Ce cabinet s’était signalé en 2002 en réalisant, à la demande du gouvernement, un audit sur Air Littoral et en concluant à une « gestion saine » de la compagnie, lui permettant ainsi de bénéficier d’un prêt public de 7 millions d’euros.

La Filature du Favreuil est une société par actions simplifiée au capital de 114 000 euros, en sommeil. Ce n’est pas la seule bizarrerie de cette société créée en 1955. Au siège, 23, rue Jean-Giraudoux à Paris XVIe, il n’y a personne non plus pour répondre au téléphone. Comme les 29 autres sociétés présidées par Claude Allard, ancien industriel du Nord, la Filature du Favreuil est logée par Cides, une société de domiciliation à 70 euros hors taxes mensuels. Claude Allard n’en est pas le président, mais le « représentant par un pouvoir » de son unique actionnaire, la société Belfroi, logée à Bruxelles. Belfroi ayant pour coactionnaire Alain Duménil.

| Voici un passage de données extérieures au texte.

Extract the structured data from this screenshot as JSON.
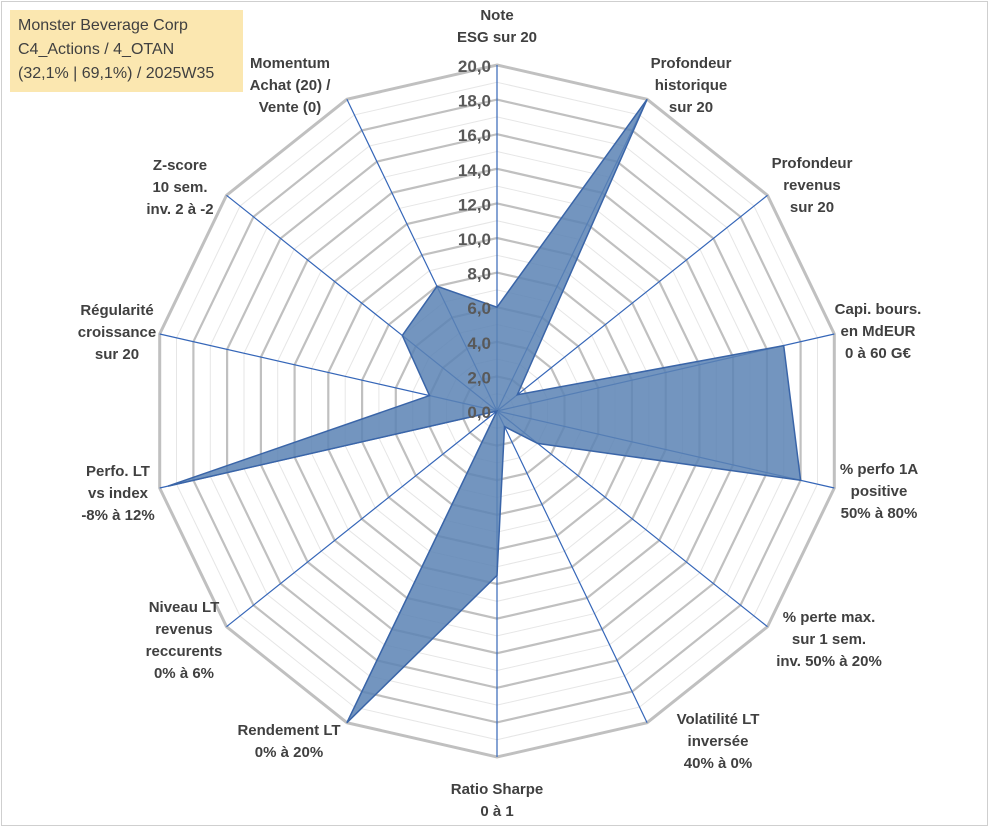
{
  "title_box": {
    "line1": "Monster Beverage Corp",
    "line2": "C4_Actions / 4_OTAN",
    "line3": "(32,1% | 69,1%) / 2025W35"
  },
  "chart_data": {
    "type": "radar",
    "rmax": 20,
    "ticks": [
      "0,0",
      "2,0",
      "4,0",
      "6,0",
      "8,0",
      "10,0",
      "12,0",
      "14,0",
      "16,0",
      "18,0",
      "20,0"
    ],
    "axes": [
      {
        "label": [
          "Note",
          "ESG sur 20"
        ],
        "value": 6.0
      },
      {
        "label": [
          "Profondeur",
          "historique",
          "sur 20"
        ],
        "value": 20.0
      },
      {
        "label": [
          "Profondeur",
          "revenus",
          "sur 20"
        ],
        "value": 1.5
      },
      {
        "label": [
          "Capi. bours.",
          "en MdEUR",
          "0 à 60 G€"
        ],
        "value": 17.0
      },
      {
        "label": [
          "% perfo 1A",
          "positive",
          "50% à 80%"
        ],
        "value": 18.0
      },
      {
        "label": [
          "% perte max.",
          "sur 1 sem.",
          "inv. 50% à 20%"
        ],
        "value": 3.0
      },
      {
        "label": [
          "Volatilité LT",
          "inversée",
          "40% à 0%"
        ],
        "value": 1.0
      },
      {
        "label": [
          "Ratio Sharpe",
          "0 à 1"
        ],
        "value": 9.5
      },
      {
        "label": [
          "Rendement LT",
          "0% à 20%"
        ],
        "value": 20.0
      },
      {
        "label": [
          "Niveau LT",
          "revenus",
          "reccurents",
          "0% à 6%"
        ],
        "value": 0.0
      },
      {
        "label": [
          "Perfo. LT",
          "vs index",
          "-8% à 12%"
        ],
        "value": 19.5
      },
      {
        "label": [
          "Régularité",
          "croissance",
          "sur 20"
        ],
        "value": 4.0
      },
      {
        "label": [
          "Z-score",
          "10 sem.",
          "inv. 2 à -2"
        ],
        "value": 7.0
      },
      {
        "label": [
          "Momentum",
          "Achat (20) /",
          "Vente (0)"
        ],
        "value": 8.0
      }
    ],
    "series": [
      {
        "values": [
          6.0,
          20.0,
          1.5,
          17.0,
          18.0,
          3.0,
          1.0,
          9.5,
          20.0,
          0.0,
          19.5,
          4.0,
          7.0,
          8.0
        ]
      }
    ],
    "fill_color": "#5b82b4",
    "line_color": "#3a65a8",
    "grid_color": "#c0c0c0",
    "spoke_color": "#3566b8"
  }
}
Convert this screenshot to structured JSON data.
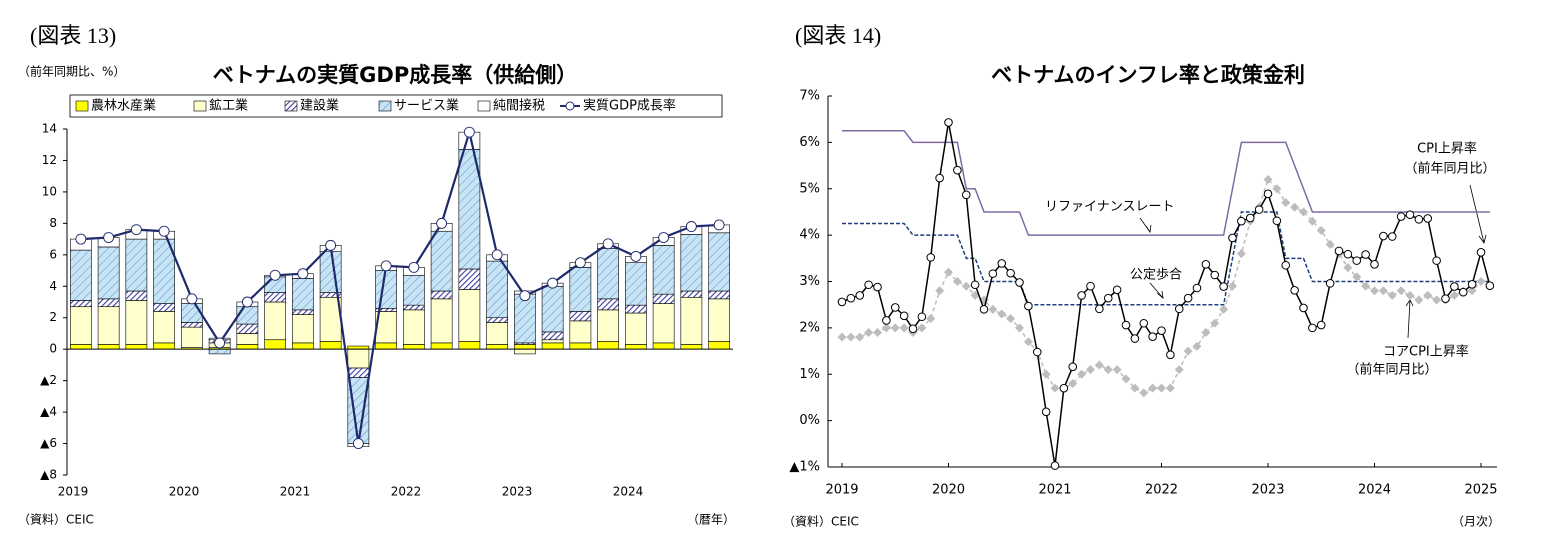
{
  "chart_data": [
    {
      "type": "bar",
      "figure_label": "(図表 13)",
      "title": "ベトナムの実質GDP成長率（供給側）",
      "y_label": "（前年同期比、%）",
      "source": "（資料）CEIC",
      "x_label": "（暦年）",
      "categories": [
        "2019",
        null,
        null,
        null,
        "2020",
        null,
        null,
        null,
        "2021",
        null,
        null,
        null,
        "2022",
        null,
        null,
        null,
        "2023",
        null,
        null,
        null,
        "2024",
        null,
        null,
        null
      ],
      "series": [
        {
          "name": "農林水産業",
          "type": "bar",
          "color": "#ffff00",
          "values": [
            0.3,
            0.3,
            0.3,
            0.4,
            0.1,
            0.1,
            0.3,
            0.6,
            0.4,
            0.5,
            0.2,
            0.4,
            0.3,
            0.4,
            0.5,
            0.3,
            0.3,
            0.4,
            0.4,
            0.5,
            0.3,
            0.4,
            0.3,
            0.5
          ]
        },
        {
          "name": "鉱工業",
          "type": "bar",
          "color": "#ffffcc",
          "values": [
            2.4,
            2.4,
            2.8,
            2.0,
            1.3,
            0.3,
            0.7,
            2.4,
            1.8,
            2.8,
            -1.2,
            2.0,
            2.2,
            2.8,
            3.3,
            1.4,
            -0.3,
            0.2,
            1.4,
            2.0,
            2.0,
            2.5,
            3.0,
            2.7
          ]
        },
        {
          "name": "建設業",
          "type": "bar",
          "color": "#ffffff",
          "hatch": "#3c3c9c",
          "values": [
            0.4,
            0.5,
            0.6,
            0.5,
            0.3,
            0.2,
            0.6,
            0.6,
            0.3,
            0.3,
            -0.6,
            0.2,
            0.3,
            0.5,
            1.3,
            0.3,
            0.1,
            0.5,
            0.6,
            0.7,
            0.5,
            0.6,
            0.4,
            0.5
          ]
        },
        {
          "name": "サービス業",
          "type": "bar",
          "color": "#c6e4f5",
          "hatch": "#5a8fc0",
          "values": [
            3.2,
            3.3,
            3.3,
            4.1,
            1.2,
            -0.3,
            1.1,
            1.0,
            2.0,
            2.6,
            -4.2,
            2.4,
            1.9,
            3.8,
            7.6,
            3.6,
            3.1,
            2.9,
            2.8,
            3.2,
            2.7,
            3.1,
            3.6,
            3.7
          ]
        },
        {
          "name": "純間接税",
          "type": "bar",
          "color": "#ffffff",
          "values": [
            0.7,
            0.6,
            0.6,
            0.5,
            0.3,
            0.1,
            0.3,
            0.1,
            0.3,
            0.4,
            -0.2,
            0.3,
            0.5,
            0.5,
            1.1,
            0.4,
            0.2,
            0.2,
            0.3,
            0.3,
            0.4,
            0.5,
            0.5,
            0.5
          ]
        },
        {
          "name": "実質GDP成長率",
          "type": "line",
          "color": "#1f2a6b",
          "values": [
            7.0,
            7.1,
            7.6,
            7.5,
            3.2,
            0.4,
            3.0,
            4.7,
            4.8,
            6.6,
            -6.0,
            5.3,
            5.2,
            8.0,
            13.8,
            6.0,
            3.4,
            4.2,
            5.5,
            6.7,
            5.9,
            7.1,
            7.8,
            7.9
          ]
        }
      ],
      "ylim": [
        -8,
        14
      ],
      "yticks": [
        {
          "value": -8,
          "label": "▲8"
        },
        {
          "value": -6,
          "label": "▲6"
        },
        {
          "value": -4,
          "label": "▲4"
        },
        {
          "value": -2,
          "label": "▲2"
        },
        0,
        2,
        4,
        6,
        8,
        10,
        12,
        14
      ]
    },
    {
      "type": "line",
      "figure_label": "(図表 14)",
      "title": "ベトナムのインフレ率と政策金利",
      "source": "（資料）CEIC",
      "x_label": "（月次）",
      "categories": [
        "2019",
        null,
        null,
        null,
        null,
        null,
        null,
        null,
        null,
        null,
        null,
        null,
        "2020",
        null,
        null,
        null,
        null,
        null,
        null,
        null,
        null,
        null,
        null,
        null,
        "2021",
        null,
        null,
        null,
        null,
        null,
        null,
        null,
        null,
        null,
        null,
        null,
        "2022",
        null,
        null,
        null,
        null,
        null,
        null,
        null,
        null,
        null,
        null,
        null,
        "2023",
        null,
        null,
        null,
        null,
        null,
        null,
        null,
        null,
        null,
        null,
        null,
        "2024",
        null,
        null,
        null,
        null,
        null,
        null,
        null,
        null,
        null,
        null,
        null,
        "2025",
        null
      ],
      "series": [
        {
          "name": "リファイナンスレート",
          "color": "#7f6aa6",
          "style": "solid",
          "values": [
            6.25,
            6.25,
            6.25,
            6.25,
            6.25,
            6.25,
            6.25,
            6.25,
            6,
            6,
            6,
            6,
            6,
            6,
            5,
            5,
            4.5,
            4.5,
            4.5,
            4.5,
            4.5,
            4,
            4,
            4,
            4,
            4,
            4,
            4,
            4,
            4,
            4,
            4,
            4,
            4,
            4,
            4,
            4,
            4,
            4,
            4,
            4,
            4,
            4,
            4,
            5,
            6,
            6,
            6,
            6,
            6,
            6,
            5.5,
            5,
            4.5,
            4.5,
            4.5,
            4.5,
            4.5,
            4.5,
            4.5,
            4.5,
            4.5,
            4.5,
            4.5,
            4.5,
            4.5,
            4.5,
            4.5,
            4.5,
            4.5,
            4.5,
            4.5,
            4.5,
            4.5
          ]
        },
        {
          "name": "公定歩合",
          "color": "#1f3f7f",
          "style": "dashed",
          "values": [
            4.25,
            4.25,
            4.25,
            4.25,
            4.25,
            4.25,
            4.25,
            4.25,
            4,
            4,
            4,
            4,
            4,
            4,
            3.5,
            3.5,
            3,
            3,
            3,
            3,
            3,
            2.5,
            2.5,
            2.5,
            2.5,
            2.5,
            2.5,
            2.5,
            2.5,
            2.5,
            2.5,
            2.5,
            2.5,
            2.5,
            2.5,
            2.5,
            2.5,
            2.5,
            2.5,
            2.5,
            2.5,
            2.5,
            2.5,
            2.5,
            3.5,
            4.5,
            4.5,
            4.5,
            4.5,
            4.5,
            3.5,
            3.5,
            3.5,
            3,
            3,
            3,
            3,
            3,
            3,
            3,
            3,
            3,
            3,
            3,
            3,
            3,
            3,
            3,
            3,
            3,
            3,
            3,
            3,
            3
          ]
        },
        {
          "name": "コアCPI上昇率",
          "color": "#bdbdbd",
          "style": "dashed",
          "marker": "diamond",
          "values": [
            1.8,
            1.8,
            1.8,
            1.9,
            1.9,
            2.0,
            2.0,
            2.0,
            1.9,
            2.0,
            2.2,
            2.8,
            3.2,
            3.0,
            2.9,
            2.7,
            2.6,
            2.4,
            2.3,
            2.2,
            2.0,
            1.7,
            1.5,
            1.0,
            0.7,
            0.7,
            0.8,
            1.0,
            1.1,
            1.2,
            1.1,
            1.1,
            0.9,
            0.7,
            0.6,
            0.7,
            0.7,
            0.7,
            1.1,
            1.5,
            1.6,
            1.9,
            2.1,
            2.4,
            2.9,
            3.6,
            4.3,
            4.6,
            5.2,
            5.0,
            4.7,
            4.6,
            4.5,
            4.3,
            4.1,
            3.8,
            3.6,
            3.3,
            3.1,
            2.9,
            2.8,
            2.8,
            2.7,
            2.8,
            2.7,
            2.6,
            2.7,
            2.6,
            2.6,
            2.7,
            2.8,
            2.8,
            3.0,
            2.9
          ]
        },
        {
          "name": "CPI上昇率",
          "color": "#000000",
          "style": "solid",
          "marker": "circle",
          "values": [
            2.56,
            2.64,
            2.7,
            2.93,
            2.88,
            2.16,
            2.44,
            2.26,
            1.98,
            2.24,
            3.52,
            5.23,
            6.43,
            5.4,
            4.87,
            2.93,
            2.4,
            3.17,
            3.39,
            3.18,
            2.98,
            2.47,
            1.48,
            0.19,
            -0.97,
            0.7,
            1.16,
            2.7,
            2.9,
            2.41,
            2.64,
            2.82,
            2.06,
            1.77,
            2.1,
            1.81,
            1.94,
            1.42,
            2.41,
            2.64,
            2.86,
            3.37,
            3.14,
            2.89,
            3.94,
            4.3,
            4.37,
            4.55,
            4.89,
            4.31,
            3.35,
            2.81,
            2.43,
            2.0,
            2.06,
            2.96,
            3.66,
            3.59,
            3.45,
            3.58,
            3.37,
            3.98,
            3.97,
            4.4,
            4.44,
            4.34,
            4.36,
            3.45,
            2.63,
            2.89,
            2.77,
            2.94,
            3.63,
            2.91
          ]
        }
      ],
      "annotations": [
        "（前年同月比）",
        "（前年同月比）"
      ],
      "ylim": [
        -1,
        7
      ],
      "yticks": [
        {
          "value": -1,
          "label": "▲1%"
        },
        {
          "value": 0,
          "label": "0%"
        },
        {
          "value": 1,
          "label": "1%"
        },
        {
          "value": 2,
          "label": "2%"
        },
        {
          "value": 3,
          "label": "3%"
        },
        {
          "value": 4,
          "label": "4%"
        },
        {
          "value": 5,
          "label": "5%"
        },
        {
          "value": 6,
          "label": "6%"
        },
        {
          "value": 7,
          "label": "7%"
        }
      ]
    }
  ]
}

  • 4. Pourquoi faire durer Air Littoral ?

Les salariés ne sont pas dupes. « Merci au tribunal de commerce qui permet à la grenouille Filature du Favreuil de se faire aussi grosse que le bœuf. On sait comment se termine la fable de La Fontaine », souligne Franck Souvignier, représentant des pilotes au comité d’entreprise.

« Sous couvert de reprise, on est en droit de se demander si on n’essaie pas d’occulter des réalités inavouables en attendant des échéances électorales », s’interroge Jacques Guyot, un autre représentant du personnel.
Une hypothèse partagée par nombre de salariés : Jacques Blanc, le président du conseil régional, dont le fils est aujourd’hui administrateur judiciaire d’Air Littoral, et Marc Dufour, l’ex-actionnaire majoritaire et patron de la compagnie, ont tout intérêt à ce qu’elle continue à voler jusqu’aux élections régionales.

Et pour cause : tous les deux se présentent aux élections, le premier sur la liste UMP, le second sur la liste UDF. Candidat à sa succession, Jacques Blanc pourra se donner une image de « sauveur ». Craignant d’ailleurs que les candidats à la reprise fassent défaut, il a, en coulisse, sollicité les services d’un autre ami, Dominique Renucci, ex-président du directoire de la Caisse d’épargne, pour se déclarer. Le second, Marc Dufour, qui s’est présenté dans Midi libre comme « le gestionnaire dont la région a besoin », n’a pas davantage intérêt à voir son image écornée. Air Littoral liquidée, on pourrait lui en imputer une part de responsabilité, lui qui était aux commandes jusqu’en juin 2003 et qui a continué à percevoir un salaire jusqu’au 15 novembre.